Grau-Töne werden sichtbar
Grundsätzlich sei die Technik jedoch für die Betroffenen "ein großer Schritt in die richtige Richtung". Sie können damit zumindest wieder grobe Umrisse, Menschen oder große Gegenstände und Bewegungen erkennen. Dabei können die Patienten nur in Grau-Tönen sehen. Auch die Anpassung an die Umgebungshelligkeit müssen die Betroffenen mit Hilfe eines kleinen Geräts steuern. Im Vergleich zur Sehkraft eines Gesunden sei das zwar nicht immens, sagt Scharrer. "Aber wer blind ist, für den bedeutet ein wenig zusätzliche Sehkraft schon sehr viel." Drei von vier Patienten sagten: Der Eingriff sei zwar kompliziert und schwierig, aber er habe sich gelohnt.
Technik nur bei Menschen, die bereits sehen konnten, möglich
Das von Tübinger Forschern entwickelte deutsche Implantat (Alpha IMS) wird unter die Netzhaut gesetzt. Der drei mal drei Millimeter große Chip ersetzt dort die abgestorbenen lichtempfindlichen Sehzellen, die sogenannten Zapfen. Wie bei einem Kamera-Chip nehmen 1.500 Fotodioden einfallendes Licht auf und wandeln es in elektrische Signale um. Diese werden über den Sehnerv ans Gehirn weitergegeben, wo dann wieder Bilder entstehen können. Das funktioniert bei etwa 75 Prozent der Patienten. Die Technik kann jedoch nur bei Menschen genutzt werden, die schon einmal sehen konnten.

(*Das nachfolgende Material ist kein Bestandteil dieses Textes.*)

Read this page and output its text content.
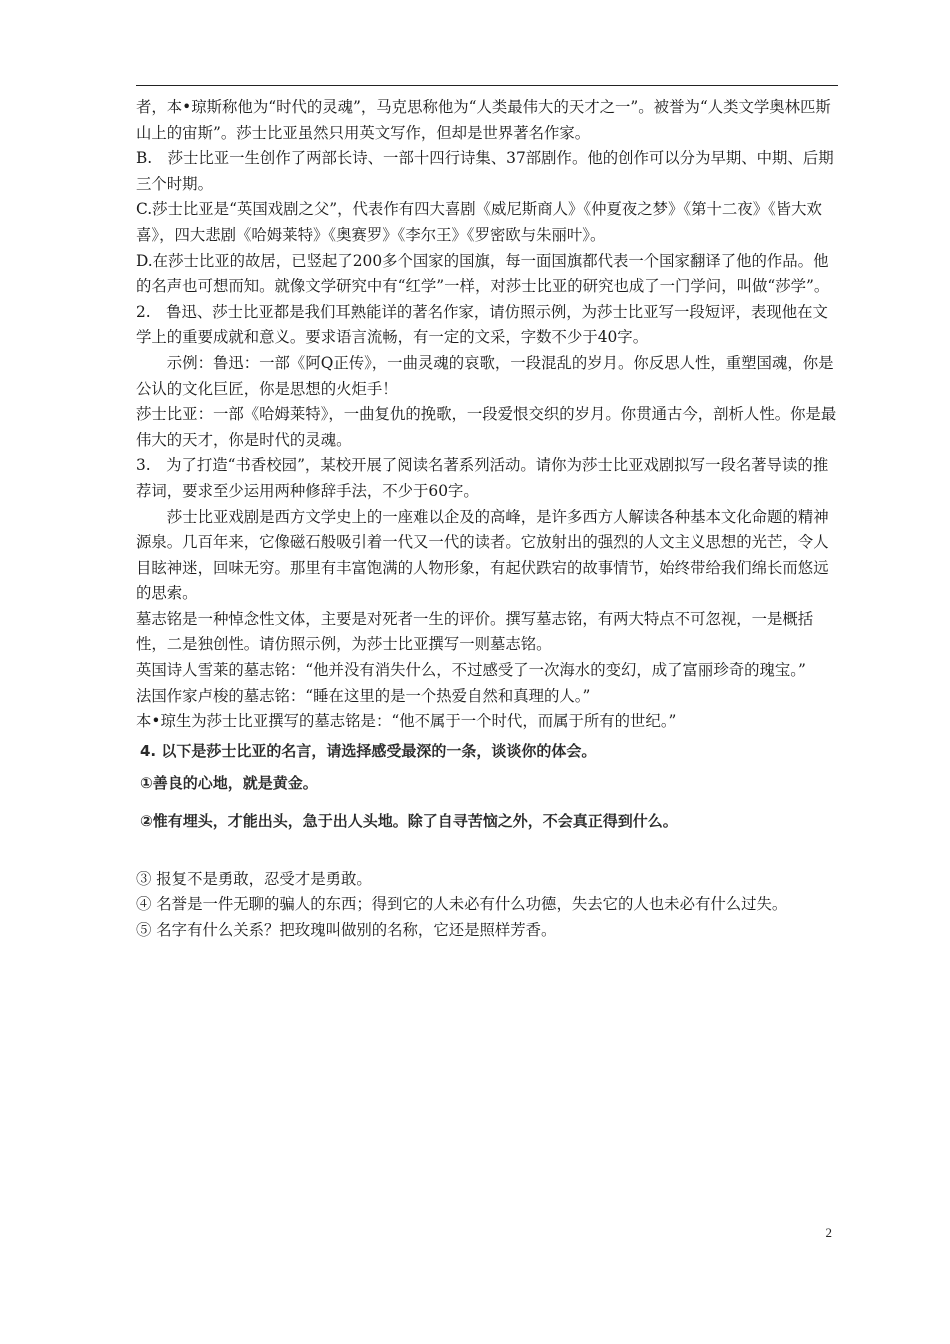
者，本•琼斯称他为“时代的灵魂”，马克思称他为“人类最伟大的天才之一”。被誉为“人类文学奥林匹斯山上的宙斯”。莎士比亚虽然只用英文写作，但却是世界著名作家。

B.　莎士比亚一生创作了两部长诗、一部十四行诗集、37部剧作。他的创作可以分为早期、中期、后期三个时期。

C.莎士比亚是“英国戏剧之父”，代表作有四大喜剧《威尼斯商人》《仲夏夜之梦》《第十二夜》《皆大欢喜》，四大悲剧《哈姆莱特》《奥赛罗》《李尔王》《罗密欧与朱丽叶》。

D.在莎士比亚的故居，已竖起了200多个国家的国旗，每一面国旗都代表一个国家翻译了他的作品。他的名声也可想而知。就像文学研究中有“红学”一样，对莎士比亚的研究也成了一门学问，叫做“莎学”。

2.　鲁迅、莎士比亚都是我们耳熟能详的著名作家，请仿照示例，为莎士比亚写一段短评，表现他在文学上的重要成就和意义。要求语言流畅，有一定的文采，字数不少于40字。

示例：鲁迅：一部《阿Q正传》，一曲灵魂的哀歌，一段混乱的岁月。你反思人性，重塑国魂，你是公认的文化巨匠，你是思想的火炬手！

莎士比亚：一部《哈姆莱特》，一曲复仇的挽歌，一段爱恨交织的岁月。你贯通古今，剖析人性。你是最伟大的天才，你是时代的灵魂。

3.　为了打造“书香校园”，某校开展了阅读名著系列活动。请你为莎士比亚戏剧拟写一段名著导读的推荐词，要求至少运用两种修辞手法，不少于60字。

莎士比亚戏剧是西方文学史上的一座难以企及的高峰，是许多西方人解读各种基本文化命题的精神源泉。几百年来，它像磁石般吸引着一代又一代的读者。它放射出的强烈的人文主义思想的光芒，令人目眩神迷，回味无穷。那里有丰富饱满的人物形象，有起伏跌宕的故事情节，始终带给我们绵长而悠远的思索。

墓志铭是一种悼念性文体，主要是对死者一生的评价。撰写墓志铭，有两大特点不可忽视，一是概括性，二是独创性。请仿照示例，为莎士比亚撰写一则墓志铭。

英国诗人雪莱的墓志铭：“他并没有消失什么，不过感受了一次海水的变幻，成了富丽珍奇的瑰宝。”

法国作家卢梭的墓志铭：“睡在这里的是一个热爱自然和真理的人。”

本•琼生为莎士比亚撰写的墓志铭是：“他不属于一个时代，而属于所有的世纪。”

4. 以下是莎士比亚的名言，请选择感受最深的一条，谈谈你的体会。

①善良的心地，就是黄金。

②惟有埋头，才能出头，急于出人头地。除了自寻苦恼之外，不会真正得到什么。

③ 报复不是勇敢，忍受才是勇敢。

④ 名誉是一件无聊的骗人的东西；得到它的人未必有什么功德，失去它的人也未必有什么过失。

⑤ 名字有什么关系？把玫瑰叫做别的名称，它还是照样芳香。

2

Sieben Stunden dauert der Eingriff
Der rund siebenstündige Eingriff werde inzwischen an 17 deutschen Augenkliniken vorgenommen. 50 Patienten haben den Chip aus Baden-Württemberg bereits im Auge. Nach der OP müssen die Patienten mehrere Monate üben, um die neuen Seheindrücke verarbeiten zu können.
Für den Eingriff nötig sind ein Augenarzt und ein Neurochirurg. Denn das Energiemodul - die Batterie - wird am Hinterkopf unter die Haut gesetzt. Ein Kabel führt davon aus durch den Kopf zum Auge. "Das ist also wirklich eine komplizierte Sache", sagt Scharrer. Alles in allem kostet die Behandlung rund 100.000 Euro. In Deutschland seien mittlerweile einige Krankenkassen bereit, die Kosten zu übernehmen.
Die US-Technik (Argus II) hat im Gegensatz zur deutschen nur 60 Elektroden und liefert damit kein so gutes Bild, wie Scharrer sagt. Dafür ist die OP deutlich unkomplizierter: Der Patient trägt hier eine Brille mit einer Kamera. Die Bild-Signale werden drahtlos an den Chip im Auge übertragen, der nicht unter, sondern auf der Netzhaut sitzt. Auch die Batterie wird hier nicht implantiert, sondern steckt in einem Kästchen in der Tasche.
Dass der Netzhaut-Chip in Zukunft auch bei anderen Augenerkrankungen eingesetzt werden kann - etwa bei der sehr häufigen "Altersblindheit" oder altersabhängigen Makula-Degeneration - ist bisher eher unwahrscheinlich. In Amerika sei dazu bereits eine erste Studie gemacht worden, sagt Scharrer. Die Ergebnisse seien zwar noch nicht veröffentlicht - "aber wie es scheint, sind sie nicht ermutigend".